Regardless, some industry pundits have also recently taken to arguing for Microsoft to make a portable gaming move as well. Earlier this week, The Verge proclaimed that “it’s time for Microsoft to build an Xbox Steam Deck” (in a piece timed almost suspiciously closely to the site’s hint-filled Spencer interview). And Jez Corden at Windows Central argued earlier this month that an Xbox handheld “isn’t just likely… it’s absolutely necessary,” (in a piece that also received a like from Spencer on social media).
Then again, a Microsoft “Roadmap to 2030” document from May 2022 (revealed through leaked court documents during the Activision Blizzard merger case last year) listed a portable console as “not in scope for 1st party” as part of Microsoft’s plans at the time. And in 2020, Microsoft’s former head of Xbox, Robbie Bach, discussed three previous times in Xbox history where proposals for an “Xboy” portable were shot down because “we just didn’t have the bandwidth to do that.”

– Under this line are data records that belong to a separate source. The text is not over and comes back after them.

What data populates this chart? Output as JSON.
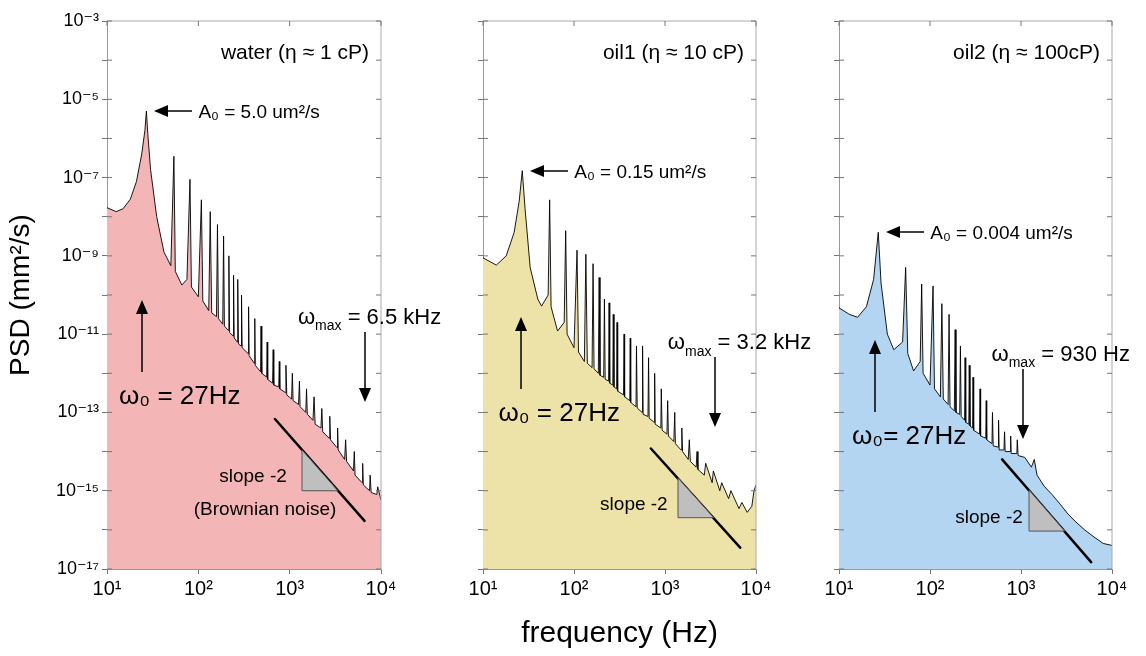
{
  "chart_data": [
    {
      "type": "area",
      "title": "water (η ≈ 1 cP)",
      "ylabel": "PSD (mm²/s)",
      "log": "xy",
      "xlim": [
        10,
        10000
      ],
      "ylim": [
        1e-17,
        0.001
      ],
      "xticks": [
        {
          "value": 10,
          "label": "10¹"
        },
        {
          "value": 100,
          "label": "10²"
        },
        {
          "value": 1000,
          "label": "10³"
        },
        {
          "value": 10000,
          "label": "10⁴"
        }
      ],
      "yticks": [
        {
          "value": 0.001,
          "label": "10⁻³"
        },
        {
          "value": 0.0001,
          "label": null
        },
        {
          "value": 1e-05,
          "label": "10⁻⁵"
        },
        {
          "value": 1e-06,
          "label": null
        },
        {
          "value": 1e-07,
          "label": "10⁻⁷"
        },
        {
          "value": 1e-08,
          "label": null
        },
        {
          "value": 1e-09,
          "label": "10⁻⁹"
        },
        {
          "value": 1e-10,
          "label": null
        },
        {
          "value": 1e-11,
          "label": "10⁻¹¹"
        },
        {
          "value": 1e-12,
          "label": null
        },
        {
          "value": 1e-13,
          "label": "10⁻¹³"
        },
        {
          "value": 1e-14,
          "label": null
        },
        {
          "value": 1e-15,
          "label": "10⁻¹⁵"
        },
        {
          "value": 1e-16,
          "label": null
        },
        {
          "value": 1e-17,
          "label": "10⁻¹⁷"
        }
      ],
      "x": [
        10,
        12.6,
        15,
        18,
        21,
        24,
        26,
        27,
        28,
        30,
        35,
        42,
        50,
        54,
        56,
        66,
        75,
        81,
        84,
        100,
        108,
        112,
        130,
        135,
        140,
        158,
        162,
        166,
        185,
        189,
        193,
        212,
        216,
        220,
        240,
        243,
        247,
        267,
        270,
        275,
        294,
        297,
        302,
        350,
        355,
        360,
        410,
        415,
        420,
        480,
        486,
        495,
        560,
        567,
        575,
        650,
        660,
        670,
        760,
        770,
        780,
        900,
        910,
        930,
        1050,
        1070,
        1090,
        1250,
        1280,
        1300,
        1500,
        1530,
        1560,
        1800,
        1850,
        1900,
        2200,
        2250,
        2300,
        2700,
        2750,
        2800,
        3300,
        3350,
        3400,
        4000,
        4100,
        4200,
        5000,
        5100,
        5200,
        6200,
        6300,
        6400,
        7500,
        7600,
        7800,
        9000,
        9200,
        10000
      ],
      "series": [
        {
          "color": "#f3b5b5",
          "values": [
            1.7e-08,
            1.35e-08,
            1.6e-08,
            2.8e-08,
            7.9e-08,
            4e-07,
            1.6e-06,
            5e-06,
            1.26e-06,
            1.6e-07,
            1e-08,
            1.26e-09,
            5.6e-10,
            3.5e-07,
            4e-10,
            1.8e-10,
            2.5e-10,
            9e-08,
            1.6e-10,
            9e-11,
            2.7e-08,
            7e-11,
            4e-11,
            1.35e-08,
            3.5e-11,
            2.8e-11,
            6.3e-09,
            2.5e-11,
            1.8e-11,
            3.2e-09,
            1.6e-11,
            1.26e-11,
            1e-09,
            1.1e-11,
            9e-12,
            3.2e-10,
            8e-12,
            6.3e-12,
            2.5e-10,
            5.6e-12,
            5e-12,
            1e-10,
            4.5e-12,
            3.2e-12,
            5e-11,
            2.8e-12,
            1.8e-12,
            2.5e-11,
            1.6e-12,
            1.1e-12,
            1.6e-11,
            1e-12,
            8e-13,
            6.3e-12,
            7e-13,
            5.6e-13,
            4e-12,
            5e-13,
            4.5e-13,
            2e-12,
            4e-13,
            3.2e-13,
            1.6e-12,
            2.8e-13,
            2.2e-13,
            1e-12,
            2e-13,
            1.6e-13,
            6.3e-13,
            1.4e-13,
            1e-13,
            4e-13,
            9e-14,
            6.3e-14,
            2.5e-13,
            5e-14,
            4e-14,
            1.26e-13,
            3.2e-14,
            2.2e-14,
            8e-14,
            2e-14,
            1.26e-14,
            4e-14,
            1.1e-14,
            6.3e-15,
            2e-14,
            5.6e-15,
            3.2e-15,
            1e-14,
            2.5e-15,
            1.6e-15,
            5e-15,
            1.4e-15,
            1e-15,
            2.5e-15,
            9e-16,
            8e-16,
            1.26e-15,
            5.8e-16
          ]
        },
        {
          "type": "line",
          "color": "#000000",
          "x": [
            690,
            6600
          ],
          "values": [
            6.8e-14,
            1.7e-16
          ]
        }
      ],
      "annotations": [
        "A₀ = 5.0 um²/s",
        "ω₀ = 27Hz",
        "ω$_{max}$ = 6.5 kHz",
        "slope -2",
        "(Brownian noise)"
      ]
    },
    {
      "type": "area",
      "title": "oil1 (η ≈ 10 cP)",
      "xlabel": "frequency (Hz)",
      "log": "xy",
      "tick_labels": "x",
      "xlim": [
        10,
        10000
      ],
      "ylim": [
        1e-17,
        0.001
      ],
      "xticks": [
        {
          "value": 10,
          "label": "10¹"
        },
        {
          "value": 100,
          "label": "10²"
        },
        {
          "value": 1000,
          "label": "10³"
        },
        {
          "value": 10000,
          "label": "10⁴"
        }
      ],
      "yticks": [
        {
          "value": 0.001,
          "label": null
        },
        {
          "value": 0.0001,
          "label": null
        },
        {
          "value": 1e-05,
          "label": null
        },
        {
          "value": 1e-06,
          "label": null
        },
        {
          "value": 1e-07,
          "label": null
        },
        {
          "value": 1e-08,
          "label": null
        },
        {
          "value": 1e-09,
          "label": null
        },
        {
          "value": 1e-10,
          "label": null
        },
        {
          "value": 1e-11,
          "label": null
        },
        {
          "value": 1e-12,
          "label": null
        },
        {
          "value": 1e-13,
          "label": null
        },
        {
          "value": 1e-14,
          "label": null
        },
        {
          "value": 1e-15,
          "label": null
        },
        {
          "value": 1e-16,
          "label": null
        },
        {
          "value": 1e-17,
          "label": null
        }
      ],
      "x": [
        10,
        14,
        18,
        22,
        25,
        27,
        29,
        33,
        40,
        44,
        52,
        54,
        56,
        66,
        78,
        81,
        84,
        100,
        108,
        112,
        130,
        135,
        140,
        158,
        162,
        166,
        185,
        189,
        193,
        212,
        216,
        220,
        240,
        243,
        247,
        267,
        270,
        275,
        294,
        297,
        302,
        350,
        355,
        360,
        410,
        415,
        420,
        480,
        486,
        495,
        560,
        567,
        575,
        650,
        660,
        670,
        760,
        770,
        780,
        900,
        910,
        930,
        1050,
        1070,
        1090,
        1250,
        1280,
        1300,
        1500,
        1530,
        1560,
        1800,
        1850,
        1900,
        2200,
        2250,
        2300,
        2700,
        2800,
        3300,
        3400,
        4000,
        4200,
        5000,
        5300,
        6500,
        7000,
        8000,
        9000,
        9500,
        10000
      ],
      "series": [
        {
          "color": "#ede3a9",
          "values": [
            8.9e-10,
            5.8e-10,
            1e-09,
            4e-09,
            2.5e-08,
            1.5e-07,
            1.6e-08,
            5e-10,
            7.9e-11,
            5.2e-11,
            1e-10,
            2.7e-08,
            5e-11,
            1.2e-11,
            2e-11,
            4.4e-09,
            1e-11,
            4.5e-12,
            1.4e-09,
            3.5e-12,
            2e-12,
            1.1e-09,
            1.8e-12,
            1.4e-12,
            6.3e-10,
            1.3e-12,
            1e-12,
            2.8e-10,
            8.9e-13,
            7.9e-13,
            7.9e-11,
            7.1e-13,
            6.3e-13,
            6.3e-11,
            5.6e-13,
            5e-13,
            3.2e-11,
            4.5e-13,
            4e-13,
            2e-11,
            3.5e-13,
            2.8e-13,
            1e-11,
            2.5e-13,
            2e-13,
            7.9e-12,
            1.8e-13,
            1.4e-13,
            5e-12,
            1.3e-13,
            1e-13,
            5e-12,
            8.9e-14,
            7.9e-14,
            2.5e-12,
            7.1e-14,
            5.6e-14,
            1e-12,
            5e-14,
            4e-14,
            4e-13,
            3.5e-14,
            2.8e-14,
            2e-13,
            2.5e-14,
            1.8e-14,
            1e-13,
            1.6e-14,
            1.1e-14,
            4e-14,
            1e-14,
            6.3e-15,
            2e-14,
            5.6e-15,
            4e-15,
            1e-14,
            3.5e-15,
            2.5e-15,
            5e-15,
            1.6e-15,
            3.2e-15,
            1e-15,
            1.6e-15,
            6.3e-16,
            1e-15,
            3.5e-16,
            5e-16,
            2.8e-16,
            4e-16,
            1e-15,
            1.4e-15
          ]
        },
        {
          "type": "line",
          "color": "#000000",
          "x": [
            700,
            6700
          ],
          "values": [
            1.2e-14,
            3.5e-17
          ]
        }
      ],
      "annotations": [
        "A₀ = 0.15 um²/s",
        "ω₀ = 27Hz",
        "ω$_{max}$ = 3.2 kHz",
        "slope -2"
      ]
    },
    {
      "type": "area",
      "title": "oil2 (η ≈ 100cP)",
      "log": "xy",
      "tick_labels": "x",
      "xlim": [
        10,
        10000
      ],
      "ylim": [
        1e-17,
        0.001
      ],
      "xticks": [
        {
          "value": 10,
          "label": "10¹"
        },
        {
          "value": 100,
          "label": "10²"
        },
        {
          "value": 1000,
          "label": "10³"
        },
        {
          "value": 10000,
          "label": "10⁴"
        }
      ],
      "yticks": [
        {
          "value": 0.001,
          "label": null
        },
        {
          "value": 0.0001,
          "label": null
        },
        {
          "value": 1e-05,
          "label": null
        },
        {
          "value": 1e-06,
          "label": null
        },
        {
          "value": 1e-07,
          "label": null
        },
        {
          "value": 1e-08,
          "label": null
        },
        {
          "value": 1e-09,
          "label": null
        },
        {
          "value": 1e-10,
          "label": null
        },
        {
          "value": 1e-11,
          "label": null
        },
        {
          "value": 1e-12,
          "label": null
        },
        {
          "value": 1e-13,
          "label": null
        },
        {
          "value": 1e-14,
          "label": null
        },
        {
          "value": 1e-15,
          "label": null
        },
        {
          "value": 1e-16,
          "label": null
        },
        {
          "value": 1e-17,
          "label": null
        }
      ],
      "x": [
        10,
        13,
        16,
        20,
        24,
        27,
        29,
        34,
        40,
        50,
        54,
        57,
        66,
        78,
        81,
        84,
        100,
        108,
        112,
        130,
        135,
        140,
        158,
        162,
        166,
        185,
        189,
        193,
        212,
        216,
        220,
        240,
        243,
        247,
        267,
        270,
        275,
        294,
        297,
        302,
        350,
        355,
        360,
        410,
        415,
        420,
        480,
        486,
        495,
        560,
        567,
        575,
        650,
        660,
        670,
        760,
        770,
        780,
        900,
        910,
        930,
        1100,
        1300,
        1400,
        1500,
        1800,
        2200,
        2700,
        3300,
        4000,
        5000,
        6500,
        8000,
        10000
      ],
      "series": [
        {
          "color": "#b3d5f1",
          "values": [
            4.7e-11,
            3.2e-11,
            2.7e-11,
            5e-11,
            2.5e-10,
            4e-09,
            2e-10,
            1e-11,
            4e-12,
            6.3e-12,
            5.1e-10,
            3.2e-12,
            1.15e-12,
            2e-12,
            1.9e-10,
            1e-12,
            5e-13,
            1.7e-10,
            4e-13,
            2.5e-13,
            6e-11,
            2.2e-13,
            1.6e-13,
            3.2e-11,
            1.4e-13,
            1.1e-13,
            1.3e-11,
            1e-13,
            8.9e-14,
            5e-12,
            7.9e-14,
            6.3e-14,
            2.5e-12,
            5.6e-14,
            5e-14,
            1.6e-12,
            4.5e-14,
            4e-14,
            7.9e-13,
            3.5e-14,
            2.8e-14,
            4e-13,
            2.5e-14,
            2.2e-14,
            2e-13,
            2e-14,
            1.6e-14,
            1e-13,
            1.4e-14,
            1.3e-14,
            6.3e-14,
            1.1e-14,
            1.1e-14,
            3.2e-14,
            1e-14,
            1e-14,
            2.5e-14,
            8.9e-15,
            8.9e-15,
            2e-14,
            7.9e-15,
            7.1e-15,
            4e-15,
            6.3e-15,
            2.5e-15,
            1.3e-15,
            7.9e-16,
            4.5e-16,
            2.5e-16,
            1.6e-16,
            1e-16,
            6.3e-17,
            4.5e-17,
            4e-17
          ]
        },
        {
          "type": "line",
          "color": "#000000",
          "x": [
            620,
            5900
          ],
          "values": [
            6.3e-15,
            1.5e-17
          ]
        }
      ],
      "annotations": [
        "A₀ = 0.004 um²/s",
        "ω₀= 27Hz",
        "ω$_{max}$ = 930 Hz",
        "slope -2"
      ]
    }
  ]
}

But Bach’s tenure at Xbox (which ended in 2010) was a very different era in the portable gaming market. Today, Valve’s Steam Deck and its imitators have proven there’s a space for more PC-like gaming handhelds that go beyond Nintendo’s longstanding iron grip on handheld gaming. Even Sony recently re-entered the portable gaming market with the PlayStation Portal, though that device being restricted to in-home streaming from a local PS5 puts it in a different class than many other gaming handhelds.

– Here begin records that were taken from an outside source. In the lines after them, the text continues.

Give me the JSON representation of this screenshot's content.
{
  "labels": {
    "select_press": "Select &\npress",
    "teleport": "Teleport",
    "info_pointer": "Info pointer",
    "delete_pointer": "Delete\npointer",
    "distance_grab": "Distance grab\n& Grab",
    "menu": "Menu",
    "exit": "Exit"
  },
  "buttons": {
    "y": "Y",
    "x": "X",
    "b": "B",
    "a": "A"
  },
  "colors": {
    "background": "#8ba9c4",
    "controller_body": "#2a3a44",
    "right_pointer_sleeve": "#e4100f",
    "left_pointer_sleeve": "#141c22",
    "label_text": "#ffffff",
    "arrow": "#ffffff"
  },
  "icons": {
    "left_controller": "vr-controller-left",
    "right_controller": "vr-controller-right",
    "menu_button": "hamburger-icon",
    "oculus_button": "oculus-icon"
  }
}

The new rumors also come at a very different time in Microsoft’s own hardware-making story. In 2010, the ill-fated Microsoft Zune was on the verge of ending its short market tenure. Today, Microsoft’s line of Surface laptop-tablets has spent over a decade successfully establishing its place in a competitive market. Maybe Microsoft will take some of those Surface lessons forward if it decides to enter the handheld gaming market for the first time.